I dispute the premise.

The old bike (and I have a couple) might be really well-engineered and constructed, but it will also be the pinnacle of a long-outmoded standard ... my Cannondale will never have more than seven cogs, while my Raleigh can use a modern drive train only because i 're-engineered" the frame ...... and both have limits on tire width based on the technologies and customs which were considered "best" 40 years ago.

The fact that one frame was built by more by hand and one more by machine doesn't mean one is better or worse ... for many years there was a joke among the owners of Italian sports cars that they had "hand-built character" because of sloppy construction in the interior .... and while a straight-tubed frame might be woderful, a modern, hydro-formed aluminum, shaped-steel, or CF frame might be a better frame despite being made by machine---and with CNC tech and such, machine-made parts are a lot better than they ever were ..... And that old bike might have the best parts available 40 years ago, but those parts are pretty lame compared to what is available today---Shimano hasn't been improving its parts for the past several decades because they were better back then.

Originally Posted by icemilkcoffee
I mean- a 2012 Hyundai Accent will most likely out-speed, out-economy, out-reliable, out-safety and out-everything-else a 1967 MGB GT. But for the same money, which one do you really want to be seen in?
Originally Posted by Koyote
I'm not interested in being "seen in" anything, but I do appreciate speed, economy, reliability, and safety.
I sort of agree .... I would rather drive new econobox than a vintage sports car---as a daily driver. And in fact, there is some turbocharged Ford econobox which on paper (and I would bet in the hands of a skilled driver (for each car)) outperforms the original 1975 Porsche 930 turbo .... the draw-dropping, mind-bending performance of that car in 1975 is mediocre nowadays---and modern cars are a lot easier to drive.

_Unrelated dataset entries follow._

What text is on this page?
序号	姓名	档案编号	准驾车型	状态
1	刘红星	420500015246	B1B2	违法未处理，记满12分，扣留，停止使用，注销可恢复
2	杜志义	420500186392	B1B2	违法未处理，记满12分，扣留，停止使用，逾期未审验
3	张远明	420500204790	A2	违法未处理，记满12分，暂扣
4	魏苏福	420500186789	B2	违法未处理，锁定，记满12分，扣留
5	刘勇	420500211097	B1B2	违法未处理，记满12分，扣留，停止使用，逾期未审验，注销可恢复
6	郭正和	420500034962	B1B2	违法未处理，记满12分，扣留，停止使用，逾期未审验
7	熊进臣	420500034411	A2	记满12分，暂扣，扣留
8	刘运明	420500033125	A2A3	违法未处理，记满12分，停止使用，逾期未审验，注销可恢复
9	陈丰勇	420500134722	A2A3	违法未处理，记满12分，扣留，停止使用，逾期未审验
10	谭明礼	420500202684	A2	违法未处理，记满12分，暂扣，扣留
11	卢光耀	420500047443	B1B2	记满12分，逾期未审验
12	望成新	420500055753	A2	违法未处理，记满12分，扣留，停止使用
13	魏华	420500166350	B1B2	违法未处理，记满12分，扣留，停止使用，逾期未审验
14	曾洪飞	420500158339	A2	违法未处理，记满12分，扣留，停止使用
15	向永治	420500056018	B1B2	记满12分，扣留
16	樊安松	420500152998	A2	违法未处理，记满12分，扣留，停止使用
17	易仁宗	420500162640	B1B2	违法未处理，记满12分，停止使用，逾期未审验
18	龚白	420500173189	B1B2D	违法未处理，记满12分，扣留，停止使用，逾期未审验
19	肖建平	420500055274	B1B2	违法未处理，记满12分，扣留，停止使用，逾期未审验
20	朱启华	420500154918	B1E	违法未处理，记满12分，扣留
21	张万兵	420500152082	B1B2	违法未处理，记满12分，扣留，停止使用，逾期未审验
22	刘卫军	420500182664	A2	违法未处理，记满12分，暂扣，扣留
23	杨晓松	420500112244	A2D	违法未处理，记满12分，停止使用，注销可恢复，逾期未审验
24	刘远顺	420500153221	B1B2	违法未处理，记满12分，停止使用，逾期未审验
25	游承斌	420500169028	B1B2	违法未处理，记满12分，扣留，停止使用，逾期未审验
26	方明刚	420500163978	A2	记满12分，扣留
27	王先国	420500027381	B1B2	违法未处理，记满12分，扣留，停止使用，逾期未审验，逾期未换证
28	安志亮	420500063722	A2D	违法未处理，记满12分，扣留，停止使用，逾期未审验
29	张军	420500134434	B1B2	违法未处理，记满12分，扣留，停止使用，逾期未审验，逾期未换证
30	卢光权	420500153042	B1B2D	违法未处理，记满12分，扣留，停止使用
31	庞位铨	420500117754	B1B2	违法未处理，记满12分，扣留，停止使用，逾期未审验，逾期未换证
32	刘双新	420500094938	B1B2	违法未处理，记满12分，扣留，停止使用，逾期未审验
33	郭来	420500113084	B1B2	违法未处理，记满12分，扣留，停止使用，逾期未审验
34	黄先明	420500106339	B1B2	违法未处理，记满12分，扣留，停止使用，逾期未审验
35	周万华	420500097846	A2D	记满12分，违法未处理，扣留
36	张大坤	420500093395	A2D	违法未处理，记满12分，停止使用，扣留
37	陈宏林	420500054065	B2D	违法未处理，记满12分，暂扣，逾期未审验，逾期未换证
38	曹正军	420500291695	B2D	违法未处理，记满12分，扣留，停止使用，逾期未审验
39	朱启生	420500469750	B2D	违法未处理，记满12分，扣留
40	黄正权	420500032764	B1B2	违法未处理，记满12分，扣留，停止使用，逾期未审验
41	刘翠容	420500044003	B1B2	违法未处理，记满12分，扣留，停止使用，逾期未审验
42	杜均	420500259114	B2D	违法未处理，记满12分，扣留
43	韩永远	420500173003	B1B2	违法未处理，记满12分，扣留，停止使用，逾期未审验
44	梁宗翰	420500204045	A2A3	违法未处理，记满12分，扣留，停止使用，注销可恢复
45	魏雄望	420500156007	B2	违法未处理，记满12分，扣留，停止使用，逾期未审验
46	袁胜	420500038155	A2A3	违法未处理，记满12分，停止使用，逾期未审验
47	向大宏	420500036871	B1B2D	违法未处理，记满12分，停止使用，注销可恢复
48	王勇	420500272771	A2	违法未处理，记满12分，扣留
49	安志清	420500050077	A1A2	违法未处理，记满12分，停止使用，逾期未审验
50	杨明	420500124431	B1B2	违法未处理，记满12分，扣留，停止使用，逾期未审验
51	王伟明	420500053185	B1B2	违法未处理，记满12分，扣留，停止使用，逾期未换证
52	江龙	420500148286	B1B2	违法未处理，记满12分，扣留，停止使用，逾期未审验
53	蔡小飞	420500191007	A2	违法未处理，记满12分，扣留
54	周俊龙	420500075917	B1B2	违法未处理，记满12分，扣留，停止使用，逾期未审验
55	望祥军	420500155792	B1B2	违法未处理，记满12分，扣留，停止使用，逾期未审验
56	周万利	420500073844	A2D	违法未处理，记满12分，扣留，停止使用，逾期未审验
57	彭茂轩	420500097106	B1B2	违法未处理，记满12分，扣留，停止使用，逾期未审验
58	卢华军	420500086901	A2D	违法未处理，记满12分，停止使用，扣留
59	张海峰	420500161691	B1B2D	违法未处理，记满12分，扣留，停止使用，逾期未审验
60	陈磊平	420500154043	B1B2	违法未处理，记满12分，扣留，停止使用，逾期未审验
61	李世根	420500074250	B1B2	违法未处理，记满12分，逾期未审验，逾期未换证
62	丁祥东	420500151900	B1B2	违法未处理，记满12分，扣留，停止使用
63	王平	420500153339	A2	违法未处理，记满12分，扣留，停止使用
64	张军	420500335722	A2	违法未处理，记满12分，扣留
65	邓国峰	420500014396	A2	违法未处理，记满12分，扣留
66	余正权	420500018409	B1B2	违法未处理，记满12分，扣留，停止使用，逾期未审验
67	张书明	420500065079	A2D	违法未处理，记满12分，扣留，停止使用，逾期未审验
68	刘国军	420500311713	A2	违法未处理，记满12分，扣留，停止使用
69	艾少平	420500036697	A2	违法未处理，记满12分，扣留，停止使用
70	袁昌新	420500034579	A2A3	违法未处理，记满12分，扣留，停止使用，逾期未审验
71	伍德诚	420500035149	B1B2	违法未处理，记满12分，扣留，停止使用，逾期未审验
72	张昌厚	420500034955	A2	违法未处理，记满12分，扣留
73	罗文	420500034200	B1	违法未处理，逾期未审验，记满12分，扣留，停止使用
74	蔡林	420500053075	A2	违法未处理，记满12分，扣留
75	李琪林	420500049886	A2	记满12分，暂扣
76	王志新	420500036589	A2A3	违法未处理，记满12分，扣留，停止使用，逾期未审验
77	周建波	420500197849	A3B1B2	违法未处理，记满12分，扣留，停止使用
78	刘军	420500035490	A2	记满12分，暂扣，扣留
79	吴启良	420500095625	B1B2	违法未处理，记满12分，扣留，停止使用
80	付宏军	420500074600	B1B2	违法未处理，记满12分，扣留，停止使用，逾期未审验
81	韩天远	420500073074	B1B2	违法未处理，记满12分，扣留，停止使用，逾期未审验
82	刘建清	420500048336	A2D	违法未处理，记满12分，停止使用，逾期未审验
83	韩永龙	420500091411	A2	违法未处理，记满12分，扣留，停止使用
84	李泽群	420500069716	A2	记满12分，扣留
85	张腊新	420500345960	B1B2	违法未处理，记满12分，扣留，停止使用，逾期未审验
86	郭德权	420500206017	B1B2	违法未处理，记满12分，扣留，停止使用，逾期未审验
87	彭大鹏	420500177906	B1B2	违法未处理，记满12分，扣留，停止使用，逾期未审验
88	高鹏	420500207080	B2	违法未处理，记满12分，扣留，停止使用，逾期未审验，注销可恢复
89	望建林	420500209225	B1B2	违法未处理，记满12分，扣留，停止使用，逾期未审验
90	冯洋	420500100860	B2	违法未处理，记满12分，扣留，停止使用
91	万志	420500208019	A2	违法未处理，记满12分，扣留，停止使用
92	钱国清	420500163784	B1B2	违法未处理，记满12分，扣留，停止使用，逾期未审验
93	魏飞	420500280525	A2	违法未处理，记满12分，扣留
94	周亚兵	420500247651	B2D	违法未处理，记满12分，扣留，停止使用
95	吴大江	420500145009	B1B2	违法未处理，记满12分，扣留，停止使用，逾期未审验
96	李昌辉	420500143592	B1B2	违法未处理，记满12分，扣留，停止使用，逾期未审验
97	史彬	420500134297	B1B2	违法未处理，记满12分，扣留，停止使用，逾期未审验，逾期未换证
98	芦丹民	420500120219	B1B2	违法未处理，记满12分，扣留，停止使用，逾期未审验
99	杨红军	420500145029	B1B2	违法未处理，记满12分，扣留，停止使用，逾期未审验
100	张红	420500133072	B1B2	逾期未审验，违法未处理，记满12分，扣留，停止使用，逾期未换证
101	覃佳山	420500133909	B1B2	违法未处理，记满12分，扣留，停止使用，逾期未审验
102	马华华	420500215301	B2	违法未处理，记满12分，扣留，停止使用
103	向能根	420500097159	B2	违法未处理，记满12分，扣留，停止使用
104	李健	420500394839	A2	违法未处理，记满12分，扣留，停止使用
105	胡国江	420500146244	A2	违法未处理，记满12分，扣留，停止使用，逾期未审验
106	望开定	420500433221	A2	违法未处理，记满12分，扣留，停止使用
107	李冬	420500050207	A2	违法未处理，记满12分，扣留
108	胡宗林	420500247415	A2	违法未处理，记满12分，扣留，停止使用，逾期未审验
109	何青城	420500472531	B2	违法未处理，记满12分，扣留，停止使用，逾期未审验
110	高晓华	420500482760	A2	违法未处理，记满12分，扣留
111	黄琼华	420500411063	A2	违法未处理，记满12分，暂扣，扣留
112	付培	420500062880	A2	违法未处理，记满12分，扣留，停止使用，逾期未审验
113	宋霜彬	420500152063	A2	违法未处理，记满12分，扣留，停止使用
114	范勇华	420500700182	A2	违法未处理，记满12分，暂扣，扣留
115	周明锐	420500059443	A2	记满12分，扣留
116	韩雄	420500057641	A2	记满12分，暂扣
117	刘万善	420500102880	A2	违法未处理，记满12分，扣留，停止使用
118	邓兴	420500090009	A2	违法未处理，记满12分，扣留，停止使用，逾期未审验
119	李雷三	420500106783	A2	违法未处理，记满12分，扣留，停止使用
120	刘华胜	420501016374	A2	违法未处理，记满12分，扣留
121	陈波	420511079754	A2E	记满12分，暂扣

If I had a whole fleet of cars, I would certainly have a few hand-built rarities .... a Maserati Birdcage, a Mini Cooper SS, a Lamborghini Miura ...... bunch more the longer I think.

Of course, the Maserati would hurt on every bump and break after some number, the Miura overheats, the Mini Cooper is a ball to drive but it is a vintage 1200 cc inline four which is totally outperformed by any modern, CNC-milled motor of the same displacement.

I don't feel special when I ride a vintage bike, nor any bike---because of the bike. I could not care less about the decal on the down tube. Two of my favorite bikes are Chinabombs. As far as the "fun-to-drive" factor .... different machines for different moods, but if I had to rely on only one or two bikes, I would rather get the latest best tech rather than 40-year-old gear .... and in fact, both my 40-year-old bikes have the most modern drive trains I can fit on them. I did decades of friction shifting, weak brakes, and all that .....

Not to say my preferences are anything but mine ... but i want actual function, not flash. I'd rather have wider tires, wider range of gears, better brakes, and cartridge bottom brackets and wheel bearings are lot easier to actually use and maintain than ball-and-cage. Cottered cranks .... no thanks.